There’s a strange sense of claustrophobia in the open air throughout this black-and-white western, “3:10 To Yuma,” as Ben Wade (Glenn Ford) has to transport a well-known criminal and killer, Dan Evans (Van Heflin) from his small town to the train station, while being pursued by Dan’s gang. All the while, Dan tries to persuade Ben to join his side and let him go free for a large sum of money, and eventually resorting to threats against Ben’s wife and how badly Ben treats her.

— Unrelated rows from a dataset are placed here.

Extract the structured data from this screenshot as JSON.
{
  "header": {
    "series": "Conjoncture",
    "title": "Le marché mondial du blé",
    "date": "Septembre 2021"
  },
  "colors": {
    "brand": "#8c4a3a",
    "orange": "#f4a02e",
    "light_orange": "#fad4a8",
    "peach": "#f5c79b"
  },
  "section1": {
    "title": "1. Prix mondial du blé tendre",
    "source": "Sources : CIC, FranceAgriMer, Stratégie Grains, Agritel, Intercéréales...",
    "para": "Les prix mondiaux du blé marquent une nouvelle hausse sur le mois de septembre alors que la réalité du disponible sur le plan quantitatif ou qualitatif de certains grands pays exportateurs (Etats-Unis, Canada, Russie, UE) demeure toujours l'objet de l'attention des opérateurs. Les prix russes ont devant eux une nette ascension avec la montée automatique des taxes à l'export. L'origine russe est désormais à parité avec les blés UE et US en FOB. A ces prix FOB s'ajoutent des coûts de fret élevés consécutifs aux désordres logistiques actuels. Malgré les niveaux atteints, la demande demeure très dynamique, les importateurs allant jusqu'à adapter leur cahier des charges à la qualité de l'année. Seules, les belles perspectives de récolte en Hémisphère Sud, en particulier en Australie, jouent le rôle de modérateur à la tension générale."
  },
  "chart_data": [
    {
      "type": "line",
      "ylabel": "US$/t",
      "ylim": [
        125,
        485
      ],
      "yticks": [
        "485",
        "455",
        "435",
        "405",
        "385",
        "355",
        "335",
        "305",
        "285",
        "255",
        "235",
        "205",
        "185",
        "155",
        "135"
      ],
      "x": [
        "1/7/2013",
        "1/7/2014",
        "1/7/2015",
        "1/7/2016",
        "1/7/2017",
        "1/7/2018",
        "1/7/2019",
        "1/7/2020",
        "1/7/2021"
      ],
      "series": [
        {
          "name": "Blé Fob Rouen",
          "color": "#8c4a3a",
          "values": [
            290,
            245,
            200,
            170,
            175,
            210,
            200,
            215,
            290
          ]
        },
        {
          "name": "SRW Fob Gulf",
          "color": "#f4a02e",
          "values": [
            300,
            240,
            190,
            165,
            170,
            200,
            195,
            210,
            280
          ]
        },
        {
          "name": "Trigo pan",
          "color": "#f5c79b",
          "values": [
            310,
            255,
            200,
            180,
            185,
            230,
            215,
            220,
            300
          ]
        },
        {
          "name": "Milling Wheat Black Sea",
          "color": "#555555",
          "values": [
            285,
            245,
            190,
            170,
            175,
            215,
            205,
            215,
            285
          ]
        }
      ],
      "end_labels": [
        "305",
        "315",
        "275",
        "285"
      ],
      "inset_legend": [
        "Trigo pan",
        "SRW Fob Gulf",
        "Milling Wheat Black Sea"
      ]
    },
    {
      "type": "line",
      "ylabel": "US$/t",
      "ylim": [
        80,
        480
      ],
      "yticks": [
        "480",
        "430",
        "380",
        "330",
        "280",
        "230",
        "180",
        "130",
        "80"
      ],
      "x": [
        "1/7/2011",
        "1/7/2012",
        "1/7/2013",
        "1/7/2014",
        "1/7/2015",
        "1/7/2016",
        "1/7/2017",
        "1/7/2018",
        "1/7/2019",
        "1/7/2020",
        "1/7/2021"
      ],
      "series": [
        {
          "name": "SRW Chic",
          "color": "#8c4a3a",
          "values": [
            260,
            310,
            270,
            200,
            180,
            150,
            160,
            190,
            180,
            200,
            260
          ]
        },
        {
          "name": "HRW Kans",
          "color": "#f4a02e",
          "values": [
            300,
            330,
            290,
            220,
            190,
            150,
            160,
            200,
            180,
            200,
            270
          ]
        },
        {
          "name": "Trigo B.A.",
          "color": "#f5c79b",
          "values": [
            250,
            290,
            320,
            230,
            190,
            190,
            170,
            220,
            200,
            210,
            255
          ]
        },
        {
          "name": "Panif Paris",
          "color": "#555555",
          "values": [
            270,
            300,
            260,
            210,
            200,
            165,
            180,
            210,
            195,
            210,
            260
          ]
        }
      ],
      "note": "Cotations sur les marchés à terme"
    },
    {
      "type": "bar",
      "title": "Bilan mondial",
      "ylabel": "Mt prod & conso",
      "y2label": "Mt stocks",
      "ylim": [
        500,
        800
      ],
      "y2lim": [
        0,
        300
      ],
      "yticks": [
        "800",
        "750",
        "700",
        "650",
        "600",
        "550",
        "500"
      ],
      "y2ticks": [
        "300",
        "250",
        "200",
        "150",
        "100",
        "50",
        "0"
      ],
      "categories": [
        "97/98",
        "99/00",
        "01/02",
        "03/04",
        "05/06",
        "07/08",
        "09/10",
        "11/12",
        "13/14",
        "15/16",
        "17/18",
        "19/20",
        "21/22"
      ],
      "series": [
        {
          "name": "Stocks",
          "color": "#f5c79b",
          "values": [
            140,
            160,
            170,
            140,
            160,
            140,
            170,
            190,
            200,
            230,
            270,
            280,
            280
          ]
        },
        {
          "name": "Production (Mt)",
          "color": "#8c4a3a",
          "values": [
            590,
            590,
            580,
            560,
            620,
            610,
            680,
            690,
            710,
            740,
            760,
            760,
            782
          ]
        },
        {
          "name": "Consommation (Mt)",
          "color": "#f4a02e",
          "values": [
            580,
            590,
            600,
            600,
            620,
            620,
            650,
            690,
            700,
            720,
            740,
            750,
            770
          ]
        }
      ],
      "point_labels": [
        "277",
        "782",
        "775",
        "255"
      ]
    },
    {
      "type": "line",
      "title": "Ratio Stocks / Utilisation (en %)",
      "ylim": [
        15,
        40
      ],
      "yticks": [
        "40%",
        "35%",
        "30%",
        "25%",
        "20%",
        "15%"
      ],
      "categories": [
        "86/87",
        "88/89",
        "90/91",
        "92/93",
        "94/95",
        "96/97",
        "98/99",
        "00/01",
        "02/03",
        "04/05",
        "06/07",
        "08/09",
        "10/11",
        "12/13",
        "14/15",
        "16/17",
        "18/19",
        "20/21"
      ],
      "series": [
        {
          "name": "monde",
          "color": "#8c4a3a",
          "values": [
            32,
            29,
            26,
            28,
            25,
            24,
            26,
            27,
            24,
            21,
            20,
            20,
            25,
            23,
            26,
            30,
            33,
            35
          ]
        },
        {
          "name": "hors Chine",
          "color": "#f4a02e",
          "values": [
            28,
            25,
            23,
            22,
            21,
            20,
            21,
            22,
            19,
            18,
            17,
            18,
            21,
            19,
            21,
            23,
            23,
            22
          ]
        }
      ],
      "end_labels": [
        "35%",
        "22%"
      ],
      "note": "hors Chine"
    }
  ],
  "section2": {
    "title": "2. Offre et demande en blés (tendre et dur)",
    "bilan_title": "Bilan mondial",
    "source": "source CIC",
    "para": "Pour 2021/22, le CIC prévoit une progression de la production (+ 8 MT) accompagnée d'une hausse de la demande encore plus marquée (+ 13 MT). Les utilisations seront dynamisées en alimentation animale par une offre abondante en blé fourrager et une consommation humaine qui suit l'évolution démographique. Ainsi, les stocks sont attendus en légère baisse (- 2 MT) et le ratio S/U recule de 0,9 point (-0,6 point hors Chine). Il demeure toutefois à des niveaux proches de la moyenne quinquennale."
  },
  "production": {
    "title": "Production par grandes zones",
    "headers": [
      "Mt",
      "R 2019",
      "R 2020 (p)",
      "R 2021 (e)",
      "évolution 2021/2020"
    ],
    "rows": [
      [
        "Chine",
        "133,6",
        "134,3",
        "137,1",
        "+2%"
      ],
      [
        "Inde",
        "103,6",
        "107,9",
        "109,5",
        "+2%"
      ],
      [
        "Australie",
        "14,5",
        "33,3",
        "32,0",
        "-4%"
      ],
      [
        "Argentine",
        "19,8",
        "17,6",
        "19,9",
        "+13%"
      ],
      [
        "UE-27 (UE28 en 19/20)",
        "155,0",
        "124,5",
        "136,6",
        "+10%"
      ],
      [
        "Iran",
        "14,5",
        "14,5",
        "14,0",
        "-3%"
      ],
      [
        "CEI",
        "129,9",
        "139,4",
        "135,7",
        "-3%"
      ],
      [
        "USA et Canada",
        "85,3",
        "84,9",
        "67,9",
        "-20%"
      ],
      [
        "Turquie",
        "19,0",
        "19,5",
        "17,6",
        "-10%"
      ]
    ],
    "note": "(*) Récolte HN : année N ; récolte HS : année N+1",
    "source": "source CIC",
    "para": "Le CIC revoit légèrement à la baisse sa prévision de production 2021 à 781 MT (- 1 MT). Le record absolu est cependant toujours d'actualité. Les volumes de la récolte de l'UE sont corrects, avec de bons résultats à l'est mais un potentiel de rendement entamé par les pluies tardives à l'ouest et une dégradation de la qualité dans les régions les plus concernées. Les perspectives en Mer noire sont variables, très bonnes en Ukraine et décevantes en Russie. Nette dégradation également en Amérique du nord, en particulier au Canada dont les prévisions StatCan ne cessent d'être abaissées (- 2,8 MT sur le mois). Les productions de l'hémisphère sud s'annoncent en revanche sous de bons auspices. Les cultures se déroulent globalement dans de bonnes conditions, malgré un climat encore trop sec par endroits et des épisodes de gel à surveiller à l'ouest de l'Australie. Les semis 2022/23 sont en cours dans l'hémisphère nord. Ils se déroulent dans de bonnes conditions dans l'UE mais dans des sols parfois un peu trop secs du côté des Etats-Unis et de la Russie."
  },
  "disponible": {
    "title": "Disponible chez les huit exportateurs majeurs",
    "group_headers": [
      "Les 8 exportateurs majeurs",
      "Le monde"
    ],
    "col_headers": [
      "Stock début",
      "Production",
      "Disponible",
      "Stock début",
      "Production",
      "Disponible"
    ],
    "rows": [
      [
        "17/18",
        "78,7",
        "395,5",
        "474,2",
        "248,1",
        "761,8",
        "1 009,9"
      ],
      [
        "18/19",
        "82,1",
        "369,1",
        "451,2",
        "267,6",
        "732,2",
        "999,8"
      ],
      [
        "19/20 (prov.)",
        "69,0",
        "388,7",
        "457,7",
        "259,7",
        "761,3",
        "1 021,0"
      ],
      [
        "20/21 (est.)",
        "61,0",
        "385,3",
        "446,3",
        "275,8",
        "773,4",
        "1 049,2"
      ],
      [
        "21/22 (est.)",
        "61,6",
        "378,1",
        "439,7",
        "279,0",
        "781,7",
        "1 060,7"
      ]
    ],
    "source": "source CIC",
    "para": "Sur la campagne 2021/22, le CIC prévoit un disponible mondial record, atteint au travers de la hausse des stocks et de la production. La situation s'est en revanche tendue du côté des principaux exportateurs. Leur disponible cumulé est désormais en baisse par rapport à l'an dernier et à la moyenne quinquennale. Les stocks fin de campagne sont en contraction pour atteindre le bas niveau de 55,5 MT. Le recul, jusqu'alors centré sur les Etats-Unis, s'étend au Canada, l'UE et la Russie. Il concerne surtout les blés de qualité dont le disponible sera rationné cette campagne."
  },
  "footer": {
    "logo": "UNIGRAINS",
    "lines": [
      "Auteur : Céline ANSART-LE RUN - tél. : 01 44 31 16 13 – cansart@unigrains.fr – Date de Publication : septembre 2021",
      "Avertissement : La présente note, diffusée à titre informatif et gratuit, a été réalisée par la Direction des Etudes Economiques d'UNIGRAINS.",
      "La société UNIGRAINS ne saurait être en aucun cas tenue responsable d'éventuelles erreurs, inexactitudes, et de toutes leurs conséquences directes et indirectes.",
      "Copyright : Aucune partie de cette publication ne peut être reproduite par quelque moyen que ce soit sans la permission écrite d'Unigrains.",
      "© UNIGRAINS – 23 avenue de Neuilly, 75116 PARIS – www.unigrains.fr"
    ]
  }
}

The cinematography is what sells “3:10 To Yuma,” through its crisp and deep focus lens, where everything is clear and distinct, even something far in the distance, so that you know what Dan’s murderous gang is on the horizon. Most of the film is Glenn Ford and Van Heflin going back and forth about their life stories, with Dan showing Ben that they’re not so different, while Ben is trying to make a living while setting a good example for his family. All the while, Ben never takes his eyes off Dan, always with a slight intent that he might kill him with his shotgun that he keeps a firm grip on.

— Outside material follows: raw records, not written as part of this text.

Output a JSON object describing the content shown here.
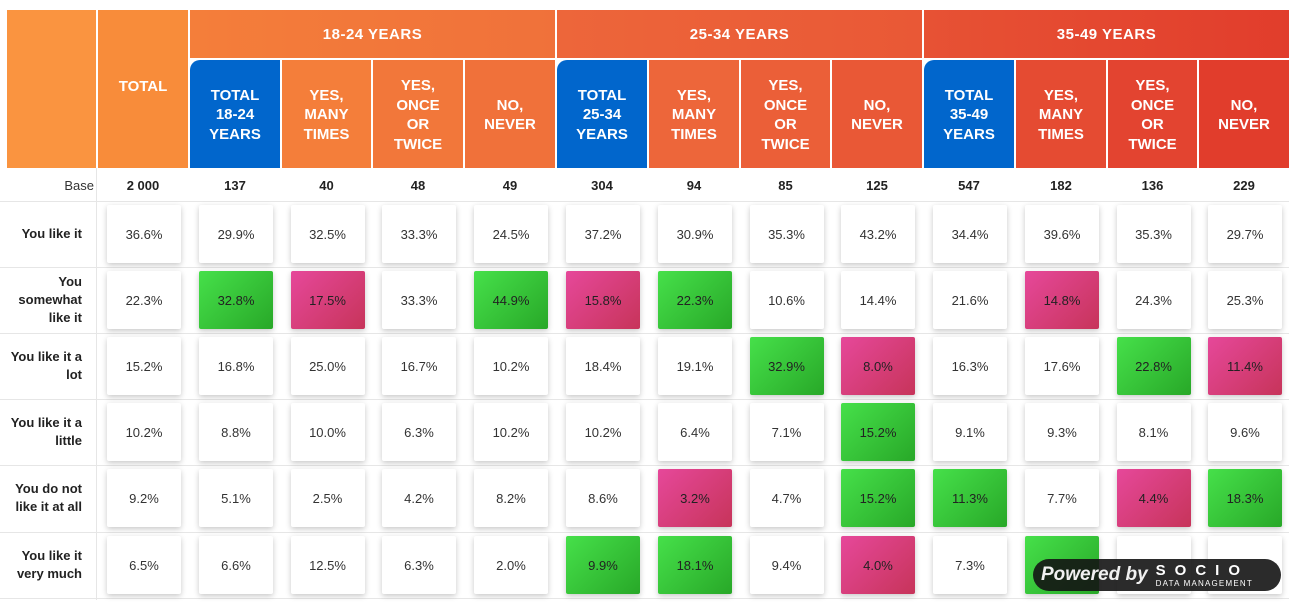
{
  "chart_data": {
    "type": "table",
    "groups": [
      "18-24 YEARS",
      "25-34 YEARS",
      "35-49 YEARS"
    ],
    "columns": [
      "TOTAL",
      "TOTAL\n18-24\nYEARS",
      "YES,\nMANY\nTIMES",
      "YES,\nONCE\nOR\nTWICE",
      "NO,\nNEVER",
      "TOTAL\n25-34\nYEARS",
      "YES,\nMANY\nTIMES",
      "YES,\nONCE\nOR\nTWICE",
      "NO,\nNEVER",
      "TOTAL\n35-49\nYEARS",
      "YES,\nMANY\nTIMES",
      "YES,\nONCE\nOR\nTWICE",
      "NO,\nNEVER"
    ],
    "base_label": "Base",
    "base": [
      "2 000",
      "137",
      "40",
      "48",
      "49",
      "304",
      "94",
      "85",
      "125",
      "547",
      "182",
      "136",
      "229"
    ],
    "rows": [
      {
        "label": "You like it",
        "values": [
          "36.6%",
          "29.9%",
          "32.5%",
          "33.3%",
          "24.5%",
          "37.2%",
          "30.9%",
          "35.3%",
          "43.2%",
          "34.4%",
          "39.6%",
          "35.3%",
          "29.7%"
        ],
        "flags": [
          "",
          "",
          "",
          "",
          "",
          "",
          "",
          "",
          "",
          "",
          "",
          "",
          ""
        ]
      },
      {
        "label": "You\nsomewhat\nlike it",
        "values": [
          "22.3%",
          "32.8%",
          "17.5%",
          "33.3%",
          "44.9%",
          "15.8%",
          "22.3%",
          "10.6%",
          "14.4%",
          "21.6%",
          "14.8%",
          "24.3%",
          "25.3%"
        ],
        "flags": [
          "",
          "hi",
          "lo",
          "",
          "hi",
          "lo",
          "hi",
          "",
          "",
          "",
          "lo",
          "",
          ""
        ]
      },
      {
        "label": "You like it a\nlot",
        "values": [
          "15.2%",
          "16.8%",
          "25.0%",
          "16.7%",
          "10.2%",
          "18.4%",
          "19.1%",
          "32.9%",
          "8.0%",
          "16.3%",
          "17.6%",
          "22.8%",
          "11.4%"
        ],
        "flags": [
          "",
          "",
          "",
          "",
          "",
          "",
          "",
          "hi",
          "lo",
          "",
          "",
          "hi",
          "lo"
        ]
      },
      {
        "label": "You like it a\nlittle",
        "values": [
          "10.2%",
          "8.8%",
          "10.0%",
          "6.3%",
          "10.2%",
          "10.2%",
          "6.4%",
          "7.1%",
          "15.2%",
          "9.1%",
          "9.3%",
          "8.1%",
          "9.6%"
        ],
        "flags": [
          "",
          "",
          "",
          "",
          "",
          "",
          "",
          "",
          "hi",
          "",
          "",
          "",
          ""
        ]
      },
      {
        "label": "You do not\nlike it at all",
        "values": [
          "9.2%",
          "5.1%",
          "2.5%",
          "4.2%",
          "8.2%",
          "8.6%",
          "3.2%",
          "4.7%",
          "15.2%",
          "11.3%",
          "7.7%",
          "4.4%",
          "18.3%"
        ],
        "flags": [
          "",
          "",
          "",
          "",
          "",
          "",
          "lo",
          "",
          "hi",
          "hi",
          "",
          "lo",
          "hi"
        ]
      },
      {
        "label": "You like it\nvery much",
        "values": [
          "6.5%",
          "6.6%",
          "12.5%",
          "6.3%",
          "2.0%",
          "9.9%",
          "18.1%",
          "9.4%",
          "4.0%",
          "7.3%",
          "",
          "",
          ""
        ],
        "flags": [
          "",
          "",
          "",
          "",
          "",
          "hi",
          "hi",
          "",
          "lo",
          "",
          "hi",
          "",
          ""
        ]
      }
    ]
  },
  "watermark": {
    "powered": "Powered by",
    "brand": "SOCIO",
    "sub": "DATA MANAGEMENT"
  },
  "colors": {
    "total_header": "#0166cc",
    "highlight_high": "#3cc83c",
    "highlight_low": "#dc3c7e"
  }
}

The danger is always present in “3:10 To Yuma,” and its rarely from Dan’s gang. The space around Ben keeps getting tighter, as his moral compass begins to drift. He could take the money Dan is offering him, but he’d let a guilty man walk away. He could kill Dan and end all this suffering, making everyone’s life easier. At times, the law of west begins to take hold, and Ben is constantly in a battle with himself and the times he lives in.